A CALM discussion with Matt Polka, president-CEO of the American Cable Association

Matt Polka, ACANext week will be a hot time for Matt Polka, president-CEO of the American Cable Association. It's the 18th Annual Summit in Washington, D.C., where the blazing topic will be retransmission consent.

That's the front burner. Simmering on the back burner, and unlikely to boil over at the Summit, is another issue that could, within the next year, flare up in the faces of ACA members: the Commercial Advertisement Loudness Mitigation (CALM) Act. On its face, the Act seems benign; it's a law designed to stop overly loud commercials. Beneath the surface, though, like any regulation, it could have adverse impacts on the ACA membership so Polka has to be wary of what's going on.

FierceCable: So CALM? Isn't this a good thing?
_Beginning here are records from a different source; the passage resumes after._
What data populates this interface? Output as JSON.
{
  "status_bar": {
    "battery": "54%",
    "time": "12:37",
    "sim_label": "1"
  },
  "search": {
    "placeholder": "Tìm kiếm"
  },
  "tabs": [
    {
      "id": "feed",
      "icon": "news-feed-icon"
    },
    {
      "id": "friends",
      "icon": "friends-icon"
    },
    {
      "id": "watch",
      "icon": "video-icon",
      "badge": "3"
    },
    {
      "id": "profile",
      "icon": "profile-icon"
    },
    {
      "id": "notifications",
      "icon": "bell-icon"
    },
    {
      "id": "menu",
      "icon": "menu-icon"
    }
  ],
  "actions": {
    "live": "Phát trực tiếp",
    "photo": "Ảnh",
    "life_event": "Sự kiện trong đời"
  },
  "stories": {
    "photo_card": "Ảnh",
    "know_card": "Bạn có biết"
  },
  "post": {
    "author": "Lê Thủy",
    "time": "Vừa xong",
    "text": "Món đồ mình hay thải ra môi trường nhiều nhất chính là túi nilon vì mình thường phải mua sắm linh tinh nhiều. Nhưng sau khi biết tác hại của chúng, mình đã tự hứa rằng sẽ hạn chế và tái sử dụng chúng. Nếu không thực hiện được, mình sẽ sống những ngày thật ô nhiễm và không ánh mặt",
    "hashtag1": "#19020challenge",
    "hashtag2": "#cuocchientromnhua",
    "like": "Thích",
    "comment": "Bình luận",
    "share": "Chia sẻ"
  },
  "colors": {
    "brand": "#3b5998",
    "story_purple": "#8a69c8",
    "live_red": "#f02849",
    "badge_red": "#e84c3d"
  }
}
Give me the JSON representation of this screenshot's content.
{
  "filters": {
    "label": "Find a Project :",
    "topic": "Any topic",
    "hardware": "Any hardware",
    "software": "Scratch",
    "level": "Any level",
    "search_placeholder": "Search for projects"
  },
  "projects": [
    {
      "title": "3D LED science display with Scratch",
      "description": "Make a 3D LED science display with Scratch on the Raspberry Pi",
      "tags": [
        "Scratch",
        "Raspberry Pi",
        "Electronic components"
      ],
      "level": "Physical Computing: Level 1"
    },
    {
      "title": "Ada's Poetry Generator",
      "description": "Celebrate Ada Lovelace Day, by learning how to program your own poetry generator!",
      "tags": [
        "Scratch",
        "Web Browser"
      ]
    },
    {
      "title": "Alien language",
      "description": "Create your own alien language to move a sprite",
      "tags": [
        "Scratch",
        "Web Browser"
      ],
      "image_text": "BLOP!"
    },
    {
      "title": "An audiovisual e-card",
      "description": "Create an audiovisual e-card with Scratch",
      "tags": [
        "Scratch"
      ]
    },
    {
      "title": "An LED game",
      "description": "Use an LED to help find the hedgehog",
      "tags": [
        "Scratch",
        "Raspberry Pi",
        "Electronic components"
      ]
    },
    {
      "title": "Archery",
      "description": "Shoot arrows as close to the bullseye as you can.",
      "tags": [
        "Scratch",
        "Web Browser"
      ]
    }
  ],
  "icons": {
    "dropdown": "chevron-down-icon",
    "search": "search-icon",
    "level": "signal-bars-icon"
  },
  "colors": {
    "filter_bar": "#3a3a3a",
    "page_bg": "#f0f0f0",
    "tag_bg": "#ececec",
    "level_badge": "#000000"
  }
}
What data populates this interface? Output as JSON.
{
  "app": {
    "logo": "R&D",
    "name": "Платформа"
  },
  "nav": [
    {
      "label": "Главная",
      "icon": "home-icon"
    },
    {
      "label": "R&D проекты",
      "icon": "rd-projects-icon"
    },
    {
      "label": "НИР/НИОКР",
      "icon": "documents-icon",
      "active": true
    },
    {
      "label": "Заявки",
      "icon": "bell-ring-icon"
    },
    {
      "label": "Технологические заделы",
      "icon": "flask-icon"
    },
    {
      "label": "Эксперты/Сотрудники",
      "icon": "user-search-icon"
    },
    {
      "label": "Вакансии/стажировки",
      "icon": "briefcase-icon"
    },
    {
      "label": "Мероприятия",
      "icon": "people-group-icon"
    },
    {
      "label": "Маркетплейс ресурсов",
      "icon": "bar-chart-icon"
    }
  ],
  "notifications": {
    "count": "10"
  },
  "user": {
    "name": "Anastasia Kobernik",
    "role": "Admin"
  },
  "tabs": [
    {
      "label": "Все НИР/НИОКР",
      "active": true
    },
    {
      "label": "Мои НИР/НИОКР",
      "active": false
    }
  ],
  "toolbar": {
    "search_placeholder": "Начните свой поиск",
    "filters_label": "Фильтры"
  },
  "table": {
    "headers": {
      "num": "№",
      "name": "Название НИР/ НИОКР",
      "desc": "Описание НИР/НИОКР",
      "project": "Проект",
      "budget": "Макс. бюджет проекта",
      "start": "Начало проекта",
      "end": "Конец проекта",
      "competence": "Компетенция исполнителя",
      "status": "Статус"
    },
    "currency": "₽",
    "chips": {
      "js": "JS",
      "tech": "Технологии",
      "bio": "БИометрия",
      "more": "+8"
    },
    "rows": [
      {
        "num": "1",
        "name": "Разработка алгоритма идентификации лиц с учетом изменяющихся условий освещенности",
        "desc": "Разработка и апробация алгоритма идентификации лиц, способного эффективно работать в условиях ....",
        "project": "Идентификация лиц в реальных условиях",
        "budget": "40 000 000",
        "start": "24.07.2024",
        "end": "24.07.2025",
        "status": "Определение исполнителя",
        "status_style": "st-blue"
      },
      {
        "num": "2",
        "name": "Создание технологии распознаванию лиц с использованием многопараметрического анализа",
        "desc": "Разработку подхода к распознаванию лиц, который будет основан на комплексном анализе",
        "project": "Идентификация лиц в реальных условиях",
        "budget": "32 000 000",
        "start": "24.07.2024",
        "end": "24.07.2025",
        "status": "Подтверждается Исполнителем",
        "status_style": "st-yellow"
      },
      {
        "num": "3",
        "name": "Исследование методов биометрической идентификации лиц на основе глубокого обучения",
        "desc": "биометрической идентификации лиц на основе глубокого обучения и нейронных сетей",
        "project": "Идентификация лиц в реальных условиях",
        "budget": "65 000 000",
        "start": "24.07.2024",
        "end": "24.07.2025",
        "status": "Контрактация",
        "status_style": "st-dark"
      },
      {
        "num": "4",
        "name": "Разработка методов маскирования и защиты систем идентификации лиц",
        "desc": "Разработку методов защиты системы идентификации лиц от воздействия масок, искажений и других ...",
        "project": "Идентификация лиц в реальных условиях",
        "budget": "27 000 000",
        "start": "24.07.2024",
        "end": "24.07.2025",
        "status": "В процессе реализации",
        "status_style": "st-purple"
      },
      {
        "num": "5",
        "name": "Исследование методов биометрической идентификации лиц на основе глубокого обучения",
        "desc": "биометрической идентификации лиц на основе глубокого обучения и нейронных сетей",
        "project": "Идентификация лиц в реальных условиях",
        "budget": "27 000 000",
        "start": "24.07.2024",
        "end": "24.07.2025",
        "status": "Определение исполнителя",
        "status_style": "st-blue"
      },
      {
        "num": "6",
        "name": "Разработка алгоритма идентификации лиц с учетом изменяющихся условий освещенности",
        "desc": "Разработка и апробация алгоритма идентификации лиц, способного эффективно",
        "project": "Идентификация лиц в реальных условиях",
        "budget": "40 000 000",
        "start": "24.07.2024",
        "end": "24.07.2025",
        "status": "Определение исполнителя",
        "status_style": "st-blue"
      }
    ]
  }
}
Matt Polka: It should be. It's a one page act, very easy, Congress got something done. Our concern here as always is what amounts to the unfunded mandate of regulations. Congress passes a law; the FCC implements it and says "cable operators you do this"; and there's a technology and cost component to it that disproportionately affects our members because we have fewer customers per mile.

FC: OK, stepping back. Where does CALM sit now that it's been into law by President Obama?

MP: CALM is a great example of the difference between legislation and regulation. You can go on YouTube and plug in the CALM Act and see a little signing ceremony where you have the President signing the bill, talking and chuckling and saying, "I get it. Grandmas all over the country basically every time the commercials go up they get really angry and we ought to do something about that."

FC: Makes sense. So what's the problem?

MP: The FCC has to do the rulemaking within a year and then implement regulations within a year after that. The shoe that drops is the complexity of the regulation that's involved.

FC: But doesn't that complexity fall onto the shoulders of the programmers?

MP: I wish it would. The Act does not specify that at all. The Act identifies cable operators and broadcasters and talks about the requirement to install monitoring equipment. It's the obligation of the cable operator and the broadcaster to install and maintain this equipment. It doesn't say in the Act that we have to take any specific affirmative steps to adjust the levels but rather to monitor it and there might be some reporting requirements later. That's always the issue with regulation. The Act may be one thing, but how it's implemented is another.

FC: Doesn't the Act only apply to the advertising cable operators insert in local programming? That shouldn't be too big a hassle.

MP: It shouldn't be. That amounts to only 4 percent of the total number of commercials that are seen on television. The issue for us is we can look at the Act and see it's pretty limited in scope, at least for cable operators. It seems like the nugget is that cable operators must install equipment and monitor the loudness levels and address cable-inserted commercials. In the rulemaking and regulation process, how do we know that the one at the end of the line isn't going to be responsible for everything? That's what we're going to be responsible for.

We may be responsible for monitoring and that's OK, but we don't want to be responsible for the programmers if they screw up and don't put the right dial norm in the metadata that comes down the line to us.

FC:  So right now are you in the stage of putting out the small brushfire before it becomes a wildfire--continuing, of course, to follow your own analogy?

MP: We're at a point where the FCC hasn't even really launched the rulemaking, hasn't even taken any steps, but there are all these issues out there. These issues are not particularly our fault or our responsibility. If the regulation maintains consistency with the Act where it says our obligation is to install and maintain monitoring equipment, I think we can handle that. But if the regulation goes farther and says we not only have the obligation to monitor, but also to adjust, to fix the signal, that's where you start to get into really, really costly technical issues and it's not our fault.

FC: How expensive?

MP: Our estimate is with the number of systems that are out there, some 6,000 headends nationwide, if the FCC said the cable operator has to not only monitor but adjust the signal to try to come up with some sort of common perceived loudness, based on estimates of manufacturers and the kind of equipment it would take as well as the number of pieces of equipment per channel, we figure you could be talking about $200,000 in upgrades per headend and that's $1.2 billion for those 6,000 headends and our members have around 4,000 of them. We're talking about real dollars if the FCC does more than what the Act says, which is just install and monitor.

FC: Then the last question is easy. What are you doing?

MP: We've been into the Commission already, laid out these concerns to them top help inform them as they put their rulemaking together, which I suspect we'll see sometime in the second quarter.